Soccer Cleats and Green Grass

 

I press my face harder and harder against the suede cushions of my couch. For a second I forget how to exist. The harder I push the darker it gets. I need to keep pushing though. I need to find out how to let go. She is gone. She was there, and now she is not.

An endearing laugh echoes in my head as I replay my last memory of her. I am trying to impress her with my soccer skills as I move the ball up field. My goofy attempts at foot and eye coordination bring her a smile, and I can’t help but feel acceptance and warmth.

10 years later, a memory of a small scrimmage iconifies soccer cleats and green grass.

It is Halloween night 2005, and I am thinking about the previous morning.

The air was thin and the grass on the school courtyard was firm. Before my hand even reached the front door of the school, a face turned to me and said, “Did you hear about Taylor?” I turned my head anticipating to hear middle school gossip, but instead heard the most obtrusive combination of words.

“She died.”

The comment blindsided me. It felt like someone was trying to shove spam into a gogurt. The thought of death mixing with my reality was abhorrent, and I immediately rejected it. Once I saw the sincerity of his words, the chatter in the halls faded to white noise. I watched him hurry off to class as the bell rang. Unfazed by the morning rush, I stood shell shocked.

My 8th grade English homework is lying abandoned on the dining table. I have spent the past few hours trying to make sense of her mortality. Her personality embodied such boldness that it seems impossible to think it disappeared. As a 13 year old philosopher, I confidently set out to solve the problem. I go back and forth between proofs; a series of “ifs”, “therefore’s” and diagrams. As time presses on, my frustration and grief increase.

With my adolescent head still buried in the couch, my mind scrambles to find answers. It is as if I have been confronted with a test question that I was not prepared for. I nervously play with a number two pencil as my mind sprints to find an answer. I’m not sure if my attempts to solve humanities deepest questions are courageously optimistic, or arrogantly hubris. Confronted with the limitations of an adolescent mind, I make a rash decision.

I choose to settle with darkness. All my attempts to explain life after death and God leave me unsatisfied. Rather than live a life of doubt and disappointment, I choose to accept the worst case scenario:

There is nothing after.

My 80’s Sony Portable radio player is playing Knocking on Heaven’s Door by Bob Dylan. This black and silver rectangle sits symbolizing my adolescence; a period of Classic Rock, Harry Potter and stolen street signs.

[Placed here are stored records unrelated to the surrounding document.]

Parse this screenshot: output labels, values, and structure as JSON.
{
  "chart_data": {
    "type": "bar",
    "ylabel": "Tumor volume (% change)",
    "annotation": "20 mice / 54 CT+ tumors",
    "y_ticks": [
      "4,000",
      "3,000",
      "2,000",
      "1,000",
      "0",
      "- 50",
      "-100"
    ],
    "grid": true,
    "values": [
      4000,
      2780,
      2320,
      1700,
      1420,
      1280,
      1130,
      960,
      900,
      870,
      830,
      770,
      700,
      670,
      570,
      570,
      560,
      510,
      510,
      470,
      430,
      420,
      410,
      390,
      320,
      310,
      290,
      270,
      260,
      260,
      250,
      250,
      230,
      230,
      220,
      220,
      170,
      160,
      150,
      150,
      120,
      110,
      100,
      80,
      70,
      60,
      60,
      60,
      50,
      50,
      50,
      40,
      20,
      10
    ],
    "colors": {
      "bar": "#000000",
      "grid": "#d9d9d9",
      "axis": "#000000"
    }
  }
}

A timeless era unstained by the reality of death; a mischievous innocence.

Bob Dylan’s heaven is swinging off of my radio’s antenna.

My eyes have been shut for so long, I forget that my face is buried in the couch. There is a moment of deafening silence as I stare into the recesses of my head. A warm breeze moves through my spine, and I can hear the darkness sway with the wind.

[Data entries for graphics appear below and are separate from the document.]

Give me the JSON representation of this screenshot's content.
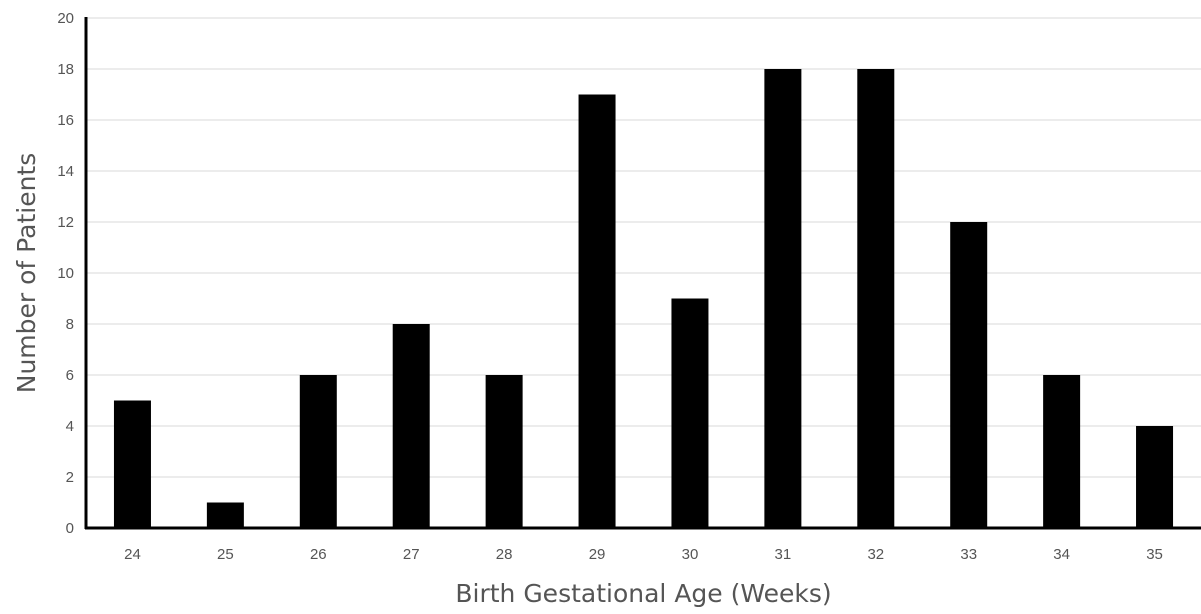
{
  "chart_data": {
    "type": "bar",
    "title": "",
    "xlabel": "Birth Gestational Age (Weeks)",
    "ylabel": "Number of Patients",
    "categories": [
      "24",
      "25",
      "26",
      "27",
      "28",
      "29",
      "30",
      "31",
      "32",
      "33",
      "34",
      "35"
    ],
    "values": [
      5,
      1,
      6,
      8,
      6,
      17,
      9,
      18,
      18,
      12,
      6,
      4
    ],
    "ylim": [
      0,
      20
    ],
    "yticks": [
      "0",
      "2",
      "4",
      "6",
      "8",
      "10",
      "12",
      "14",
      "16",
      "18",
      "20"
    ],
    "grid": true,
    "bar_color": "#000000",
    "grid_color": "#d9d9d9",
    "text_color": "#555555"
  }
}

It sounds thin and artificial.

No longer intimidated by it, my chest swells with courage and I clinch my fists. I listen to the darkness move with the breeze, and remember that hope is tangible. It moves with the wind and whispers in the dark. The thought that there is something incredibly beautiful beyond that inconspicuous darkness inspires a different fear. I don’t want to miss out on beauty.

Like the plaster horizon of The Truman Show, the unknown holds the potential of true love and beaches in Fuji. My pride rails against the status quote, and I refuse to be deceived by flimsy darkness. In desperate protest, I abandon proofs and diagrams for faith.

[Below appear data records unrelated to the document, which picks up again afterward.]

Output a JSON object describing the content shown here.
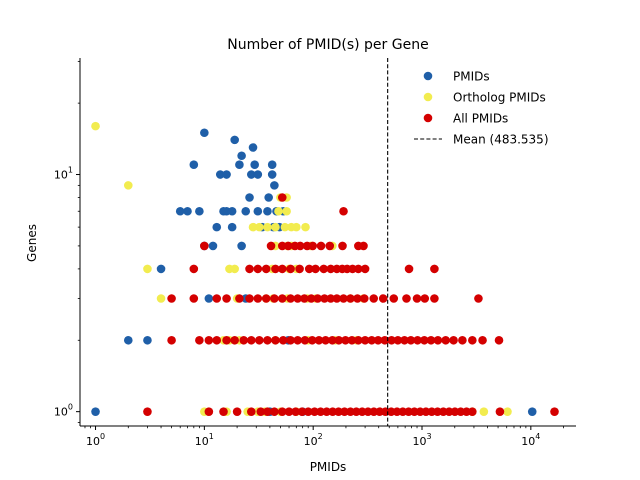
{
  "chart_data": {
    "type": "scatter",
    "title": "Number of PMID(s) per Gene",
    "xlabel": "PMIDs",
    "ylabel": "Genes",
    "xscale": "log",
    "yscale": "log",
    "xlim": [
      0.72,
      26000
    ],
    "ylim": [
      0.87,
      31
    ],
    "x_ticks": [
      {
        "base": "10",
        "exp": "0",
        "value": 1
      },
      {
        "base": "10",
        "exp": "1",
        "value": 10
      },
      {
        "base": "10",
        "exp": "2",
        "value": 100
      },
      {
        "base": "10",
        "exp": "3",
        "value": 1000
      },
      {
        "base": "10",
        "exp": "4",
        "value": 10000
      }
    ],
    "y_ticks": [
      {
        "base": "10",
        "exp": "0",
        "value": 1
      },
      {
        "base": "10",
        "exp": "1",
        "value": 10
      }
    ],
    "legend_position": "top-right",
    "mean_line": {
      "label": "Mean (483.535)",
      "value": 483.535,
      "color": "#000000"
    },
    "series": [
      {
        "name": "PMIDs",
        "color": "#1f5fa8",
        "points": [
          [
            1,
            1
          ],
          [
            2,
            2
          ],
          [
            3,
            2
          ],
          [
            4,
            4
          ],
          [
            10,
            15
          ],
          [
            8,
            11
          ],
          [
            19,
            14
          ],
          [
            28,
            13
          ],
          [
            22,
            12
          ],
          [
            21,
            11
          ],
          [
            29,
            11
          ],
          [
            42,
            11
          ],
          [
            14,
            10
          ],
          [
            16,
            10
          ],
          [
            27,
            10
          ],
          [
            31,
            10
          ],
          [
            42,
            10
          ],
          [
            44,
            9
          ],
          [
            26,
            8
          ],
          [
            39,
            8
          ],
          [
            16,
            7
          ],
          [
            6,
            7
          ],
          [
            7,
            7
          ],
          [
            9,
            7
          ],
          [
            15,
            7
          ],
          [
            18,
            7
          ],
          [
            24,
            7
          ],
          [
            31,
            7
          ],
          [
            38,
            7
          ],
          [
            46,
            7
          ],
          [
            53,
            7
          ],
          [
            13,
            6
          ],
          [
            18,
            6
          ],
          [
            34,
            6
          ],
          [
            43,
            6
          ],
          [
            49,
            6
          ],
          [
            10,
            5
          ],
          [
            12,
            5
          ],
          [
            22,
            5
          ],
          [
            11,
            3
          ],
          [
            24,
            3
          ],
          [
            59,
            2
          ],
          [
            10300,
            1
          ],
          [
            40,
            1
          ],
          [
            80,
            1
          ]
        ]
      },
      {
        "name": "Ortholog PMIDs",
        "color": "#f2ec4f",
        "points": [
          [
            1,
            16
          ],
          [
            2,
            9
          ],
          [
            50,
            8
          ],
          [
            57,
            8
          ],
          [
            28,
            6
          ],
          [
            32,
            6
          ],
          [
            38,
            6
          ],
          [
            45,
            6
          ],
          [
            55,
            6
          ],
          [
            63,
            6
          ],
          [
            70,
            6
          ],
          [
            85,
            6
          ],
          [
            48,
            7
          ],
          [
            57,
            7
          ],
          [
            45,
            5
          ],
          [
            58,
            5
          ],
          [
            63,
            5
          ],
          [
            95,
            5
          ],
          [
            150,
            5
          ],
          [
            17,
            4
          ],
          [
            19,
            4
          ],
          [
            42,
            4
          ],
          [
            60,
            4
          ],
          [
            70,
            4
          ],
          [
            3,
            4
          ],
          [
            4,
            3
          ],
          [
            20,
            3
          ],
          [
            37,
            3
          ],
          [
            43,
            3
          ],
          [
            58,
            3
          ],
          [
            88,
            3
          ],
          [
            106,
            3
          ],
          [
            220,
            3
          ],
          [
            290,
            3
          ],
          [
            15,
            2
          ],
          [
            17,
            2
          ],
          [
            21,
            2
          ],
          [
            45,
            2
          ],
          [
            90,
            2
          ],
          [
            160,
            2
          ],
          [
            250,
            2
          ],
          [
            10,
            1
          ],
          [
            16,
            1
          ],
          [
            25,
            1
          ],
          [
            31,
            1
          ],
          [
            36,
            1
          ],
          [
            50,
            1
          ],
          [
            70,
            1
          ],
          [
            3700,
            1
          ],
          [
            6100,
            1
          ],
          [
            2900,
            1
          ]
        ]
      },
      {
        "name": "All PMIDs",
        "color": "#d40000",
        "points": [
          [
            52,
            8
          ],
          [
            190,
            7
          ],
          [
            10,
            5
          ],
          [
            41,
            5
          ],
          [
            52,
            5
          ],
          [
            59,
            5
          ],
          [
            68,
            5
          ],
          [
            76,
            5
          ],
          [
            88,
            5
          ],
          [
            99,
            5
          ],
          [
            118,
            5
          ],
          [
            142,
            5
          ],
          [
            186,
            5
          ],
          [
            260,
            5
          ],
          [
            290,
            5
          ],
          [
            8,
            4
          ],
          [
            26,
            4
          ],
          [
            31,
            4
          ],
          [
            37,
            4
          ],
          [
            45,
            4
          ],
          [
            52,
            4
          ],
          [
            62,
            4
          ],
          [
            75,
            4
          ],
          [
            92,
            4
          ],
          [
            105,
            4
          ],
          [
            125,
            4
          ],
          [
            145,
            4
          ],
          [
            165,
            4
          ],
          [
            185,
            4
          ],
          [
            205,
            4
          ],
          [
            230,
            4
          ],
          [
            260,
            4
          ],
          [
            300,
            4
          ],
          [
            760,
            4
          ],
          [
            1300,
            4
          ],
          [
            5,
            3
          ],
          [
            8,
            3
          ],
          [
            13,
            3
          ],
          [
            16,
            3
          ],
          [
            21,
            3
          ],
          [
            26,
            3
          ],
          [
            31,
            3
          ],
          [
            37,
            3
          ],
          [
            44,
            3
          ],
          [
            52,
            3
          ],
          [
            62,
            3
          ],
          [
            72,
            3
          ],
          [
            83,
            3
          ],
          [
            96,
            3
          ],
          [
            110,
            3
          ],
          [
            127,
            3
          ],
          [
            145,
            3
          ],
          [
            165,
            3
          ],
          [
            190,
            3
          ],
          [
            220,
            3
          ],
          [
            255,
            3
          ],
          [
            295,
            3
          ],
          [
            360,
            3
          ],
          [
            440,
            3
          ],
          [
            550,
            3
          ],
          [
            720,
            3
          ],
          [
            900,
            3
          ],
          [
            1060,
            3
          ],
          [
            1300,
            3
          ],
          [
            3300,
            3
          ],
          [
            5,
            2
          ],
          [
            9,
            2
          ],
          [
            11,
            2
          ],
          [
            13,
            2
          ],
          [
            16,
            2
          ],
          [
            19,
            2
          ],
          [
            23,
            2
          ],
          [
            27,
            2
          ],
          [
            32,
            2
          ],
          [
            38,
            2
          ],
          [
            45,
            2
          ],
          [
            53,
            2
          ],
          [
            62,
            2
          ],
          [
            72,
            2
          ],
          [
            84,
            2
          ],
          [
            98,
            2
          ],
          [
            113,
            2
          ],
          [
            130,
            2
          ],
          [
            150,
            2
          ],
          [
            172,
            2
          ],
          [
            198,
            2
          ],
          [
            227,
            2
          ],
          [
            260,
            2
          ],
          [
            300,
            2
          ],
          [
            345,
            2
          ],
          [
            395,
            2
          ],
          [
            455,
            2
          ],
          [
            525,
            2
          ],
          [
            600,
            2
          ],
          [
            690,
            2
          ],
          [
            790,
            2
          ],
          [
            910,
            2
          ],
          [
            1050,
            2
          ],
          [
            1210,
            2
          ],
          [
            1400,
            2
          ],
          [
            1650,
            2
          ],
          [
            1950,
            2
          ],
          [
            2350,
            2
          ],
          [
            2900,
            2
          ],
          [
            3600,
            2
          ],
          [
            5100,
            2
          ],
          [
            3,
            1
          ],
          [
            11,
            1
          ],
          [
            15,
            1
          ],
          [
            20,
            1
          ],
          [
            27,
            1
          ],
          [
            33,
            1
          ],
          [
            38,
            1
          ],
          [
            44,
            1
          ],
          [
            52,
            1
          ],
          [
            60,
            1
          ],
          [
            69,
            1
          ],
          [
            79,
            1
          ],
          [
            90,
            1
          ],
          [
            103,
            1
          ],
          [
            117,
            1
          ],
          [
            133,
            1
          ],
          [
            151,
            1
          ],
          [
            171,
            1
          ],
          [
            194,
            1
          ],
          [
            220,
            1
          ],
          [
            249,
            1
          ],
          [
            282,
            1
          ],
          [
            319,
            1
          ],
          [
            361,
            1
          ],
          [
            408,
            1
          ],
          [
            461,
            1
          ],
          [
            521,
            1
          ],
          [
            589,
            1
          ],
          [
            666,
            1
          ],
          [
            753,
            1
          ],
          [
            851,
            1
          ],
          [
            962,
            1
          ],
          [
            1087,
            1
          ],
          [
            1229,
            1
          ],
          [
            1389,
            1
          ],
          [
            1570,
            1
          ],
          [
            1775,
            1
          ],
          [
            2006,
            1
          ],
          [
            2268,
            1
          ],
          [
            2564,
            1
          ],
          [
            2898,
            1
          ],
          [
            5200,
            1
          ],
          [
            16500,
            1
          ]
        ]
      }
    ]
  }
}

What if “Enlightenment Thinking” is playing us for fools? It has developed a monopoly on truth by selling the peasants that came before it as blind sheep. Like a once famous naked emperor, The Enlightenment parades its reason through the streets by demeaning the vision of its subjects. In truth, its arrogance and pride blinds it from what a small child can so clearly see.

Uninhibited by the physical limitations of my mind, I stretch out my hand with the anticipation that beauty will stretch back.

It does.

It isn’t a warm fuzzy feeling in the pit of my stomach, and it isn’t a vivid vision or audible voice. I open my eyes and existence demands hope. I went from trying to explain the existence of a deity, to listening to God give cadence to existence. Faith is like listening to Jazz. It doesn’t need to make sense to enjoy it.

 

 

 

Taylor,

Whenever doubt creeps into the cracks of my mind, I visit your smile. Thank you for continually reminding me that there is beautiful hope.

With warm regards,

That lanky 8th grader that couldn’t steal the soccer ball from you.